Severino was limited to 18 starts due to a spring training lat muscle strain that delayed his rotation debut and a high-grade oblique strain that ended his season. In between, he went 4-8 with a 6.65 ERA. Opponents hit .301 against him, with a .921 OPS, despite the fact that Severino’s average fastball velocity was 96.4 miles per hour, in the top-10th percentile of MLB. In other words, it was almost as if batters knew what was coming, and that pretty much turned out to be true.

Ultimately, Severino got hurt again before the Yankees could come up with a solution, so now it’s up to the Mets to figure it out. That process continued this winter with Rosado and Mets pitching coach Jeremy Hefner, who met with Severino while he was working out at Driveline in Scottsdale, Arizona. With Rosado already a pitching guru of sorts for Severino, and Hefner’s own unique viewpoint, he’s confident they’ve come up with some fixes.

“Hefner’s a great guy,” Severino said. “He’s got the mentality of a former player, and we got into some new stuff with the video, the numbers, and I think it’s helped a lot.

“For me, last year, I think I was thinking too much about everything. When I’m on the mound, I’m facing the best of the best, I can’t be thinking about, am I tipping? Am I doing this or doing that? I think that’s something I’ve been working hard on this offseason with everything I’ve learned.”

From a physical health standpoint, Severino has focused on something this winter that most people have struggled with at one time or another: Getting enough sleep. Severino has always had terrible sleep habits — leaving the TV on all night when going to bed, staying up until 6 a.m. playing video games — and figures he only averaged around four or five hours a night.

All that, and Severino confessed he’s not even a coffee drinker. He consulted with a sleep specialist to help rein in that bad behavior, and now says he’s getting a better night’s rest after shutting off all those video screens and lowering the room temperature to make it a more comfortable environment. He’s also monitoring the stages of his sleep to help maximize his daily recovery — an essential component for a once elite pitcher who turns 30 next Tuesday.

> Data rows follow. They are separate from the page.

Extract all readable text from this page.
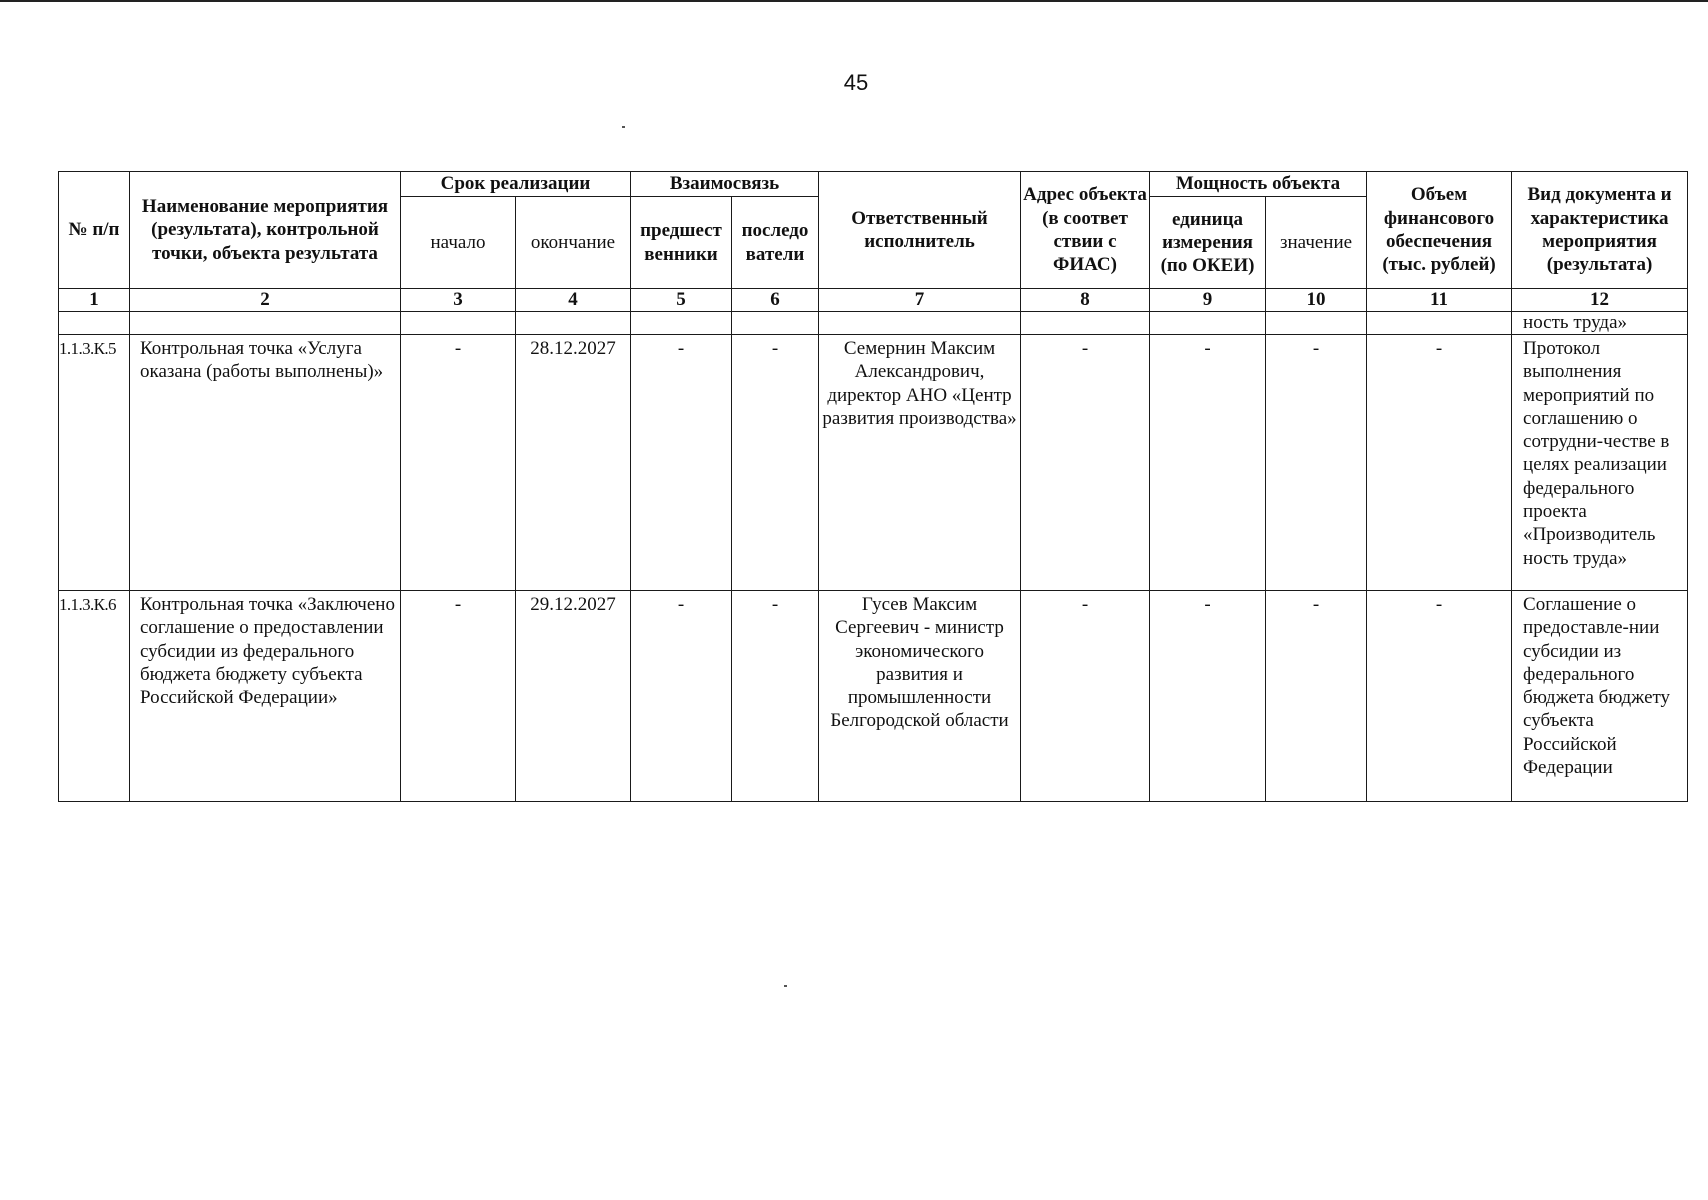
45
№ п/п	Наименование мероприятия (результата), контрольной точки, объекта результата	Срок реализации		Взаимосвязь		Ответственный исполнитель	Адрес объекта (в соответ ствии с ФИАС)	Мощность объекта		Объем финансового обеспечения (тыс. рублей)	Вид документа и характеристика мероприятия (результата)
		начало	окончание	предшест венники	последо ватели			единица измерения (по ОКЕИ)	значение		
1	2	3	4	5	6	7	8	9	10	11	12
											ность труда»
1.1.3.К.5	Контрольная точка «Услуга оказана (работы выполнены)»	-	28.12.2027	-	-	Семернин Максим Александрович, директор АНО «Центр развития производства»	-	-	-	-	Протокол выполнения мероприятий по соглашению о сотрудни-честве в целях реализации федерального проекта «Производитель ность труда»
1.1.3.К.6	Контрольная точка «Заключено соглашение о предоставлении субсидии из федерального бюджета бюджету субъекта Российской Федерации»	-	29.12.2027	-	-	Гусев Максим Сергеевич - министр экономического развития и промышленности Белгородской области	-	-	-	-	Соглашение о предоставле-нии субсидии из федерального бюджета бюджету субъекта Российской Федерации
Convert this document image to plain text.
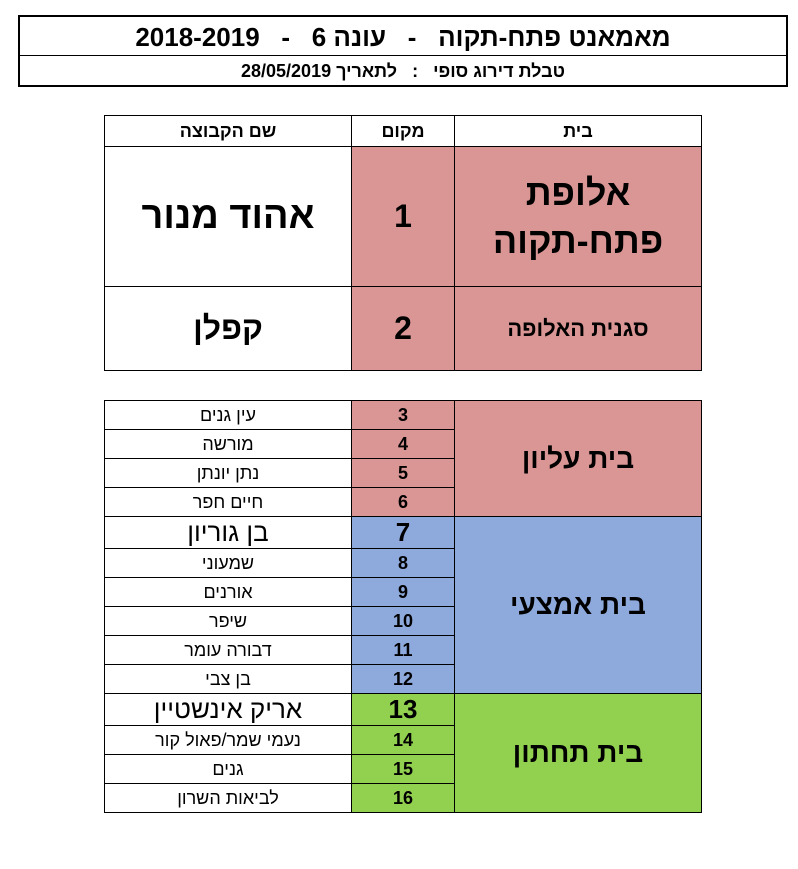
מאמאנט פתח-תקוה   -   עונה 6   -   2018-2019
טבלת דירוג סופי   :   לתאריך 28/05/2019
שם הקבוצה	מקום	בית
אהוד מנור	1	אלופת
פתח-תקוה

קפלן	2	סגנית האלופה
עין גנים	3	בית עליון
מורשה	4	
נתן יונתן	5	
חיים חפר	6	
בן גוריון	7	בית אמצעי
שמעוני	8	
אורנים	9	
שיפר	10	
דבורה עומר	11	
בן צבי	12	
אריק אינשטיין	13	בית תחתון
נעמי שמר/פאול קור	14	
גנים	15	
לביאות השרון	16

Severino didn’t do much more than fielding drills during the first workout for pitchers and catchers at Clover Park, so it’s impossible to know just yet if the Mets got the bargain of the offseason by signing the former Yankee. The only certainty? When Severino is physically sound, he’s got the talent of a Cy Young candidate.

“The last two years I’ve been really good, I’ve been an All-Star, and those are the two years I’ve been healthy the whole year,” Severino said. “So the main thing for me is being healthy. It is way easier to compete when you feel healthy.”

The Mets are gambling that this Severino, the guy behind the beard, can be recognized again as the one in peak pinstriped form.